Findings by researchers led by Professor John McGrath from the University of Queensland’s Brain Institute and Dr Henning Tiemeier from the Erasmus Medical Centre in the Netherlands identified a link between deficiency during pregnancy and autism. This meant pregnant women at 20 weeks’ gestation were more likely to have a child with autistic traits by the age of six.
The study titled “Generation R” in Rotterdam, The Netherlands, examined 4,200 blood samples across many pregnant women and their children with blood samples returning a reading of 25.0 nanomols, which is considered vitamin D deficient.
According to Professor John McGrath, the study provides further evidence that low vitamin D is associated with neurodevelopmental disorders recommending supplements over increasing sun exposure, due to the risk of skin cancer in Australia.
“Supplements might reduce the incidence of autism, a lifelong developmental condition that affects, among other things, how an individual relates to their environment and other people,” said Professor McGrath.

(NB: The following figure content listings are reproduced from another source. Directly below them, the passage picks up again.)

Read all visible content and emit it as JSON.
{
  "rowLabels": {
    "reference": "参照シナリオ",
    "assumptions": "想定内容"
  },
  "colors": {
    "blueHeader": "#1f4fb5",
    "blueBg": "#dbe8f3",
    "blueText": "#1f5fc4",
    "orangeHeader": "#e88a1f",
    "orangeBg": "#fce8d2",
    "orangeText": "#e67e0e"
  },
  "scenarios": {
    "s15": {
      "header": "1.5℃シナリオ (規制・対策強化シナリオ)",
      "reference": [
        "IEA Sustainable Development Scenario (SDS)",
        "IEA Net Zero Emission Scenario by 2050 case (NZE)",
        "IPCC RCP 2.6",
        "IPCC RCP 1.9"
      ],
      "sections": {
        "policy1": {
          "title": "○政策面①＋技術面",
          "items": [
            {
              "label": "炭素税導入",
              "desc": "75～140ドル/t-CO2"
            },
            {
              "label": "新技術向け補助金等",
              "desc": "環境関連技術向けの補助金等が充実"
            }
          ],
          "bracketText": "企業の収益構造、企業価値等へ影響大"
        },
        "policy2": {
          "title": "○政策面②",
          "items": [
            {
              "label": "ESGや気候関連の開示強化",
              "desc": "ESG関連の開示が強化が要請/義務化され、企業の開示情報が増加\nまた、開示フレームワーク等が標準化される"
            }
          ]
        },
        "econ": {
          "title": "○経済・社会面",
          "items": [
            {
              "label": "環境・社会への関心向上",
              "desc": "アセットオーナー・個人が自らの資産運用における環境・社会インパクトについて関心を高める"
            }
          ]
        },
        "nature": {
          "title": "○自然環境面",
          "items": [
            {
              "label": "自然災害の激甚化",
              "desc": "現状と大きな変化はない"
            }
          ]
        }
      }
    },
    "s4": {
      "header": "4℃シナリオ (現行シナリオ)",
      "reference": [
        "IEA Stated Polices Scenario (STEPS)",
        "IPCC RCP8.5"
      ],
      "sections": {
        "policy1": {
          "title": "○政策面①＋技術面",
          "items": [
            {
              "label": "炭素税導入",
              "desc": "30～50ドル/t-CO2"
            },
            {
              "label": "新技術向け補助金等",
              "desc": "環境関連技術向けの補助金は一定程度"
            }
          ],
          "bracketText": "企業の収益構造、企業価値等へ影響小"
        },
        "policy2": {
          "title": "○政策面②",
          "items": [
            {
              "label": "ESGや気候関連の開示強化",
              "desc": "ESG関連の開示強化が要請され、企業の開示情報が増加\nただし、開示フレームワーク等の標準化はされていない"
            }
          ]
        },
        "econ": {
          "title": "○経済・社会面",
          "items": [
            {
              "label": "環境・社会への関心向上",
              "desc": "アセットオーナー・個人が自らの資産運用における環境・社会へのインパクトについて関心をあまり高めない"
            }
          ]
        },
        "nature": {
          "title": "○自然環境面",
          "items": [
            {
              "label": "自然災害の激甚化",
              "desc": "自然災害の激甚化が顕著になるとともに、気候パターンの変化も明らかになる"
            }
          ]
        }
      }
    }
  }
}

“Instead, its feasible that a safe, inexpensive, and publicly accessible
vitamin D supplement for at-risk groups may reduce the prevalence of this risk factor.”
Autism and child development expert Professor Andrew Whitehouse, from the Telethon Kids Institute is an advocate for the use of this essential vitamin supplement during pregnancy but advises the research needs to be put into perspective and not conclusive.
“The results of this study are not totally surprising and potentially very important,” Professor Whitehouse said.
“There are like dozens, if not hundreds, of different mechanisms that can lead to autism.”
If you are concerned about vitamin D deficiency, make an appointment with your local GP, or alternatively seek advice from your pharmacist.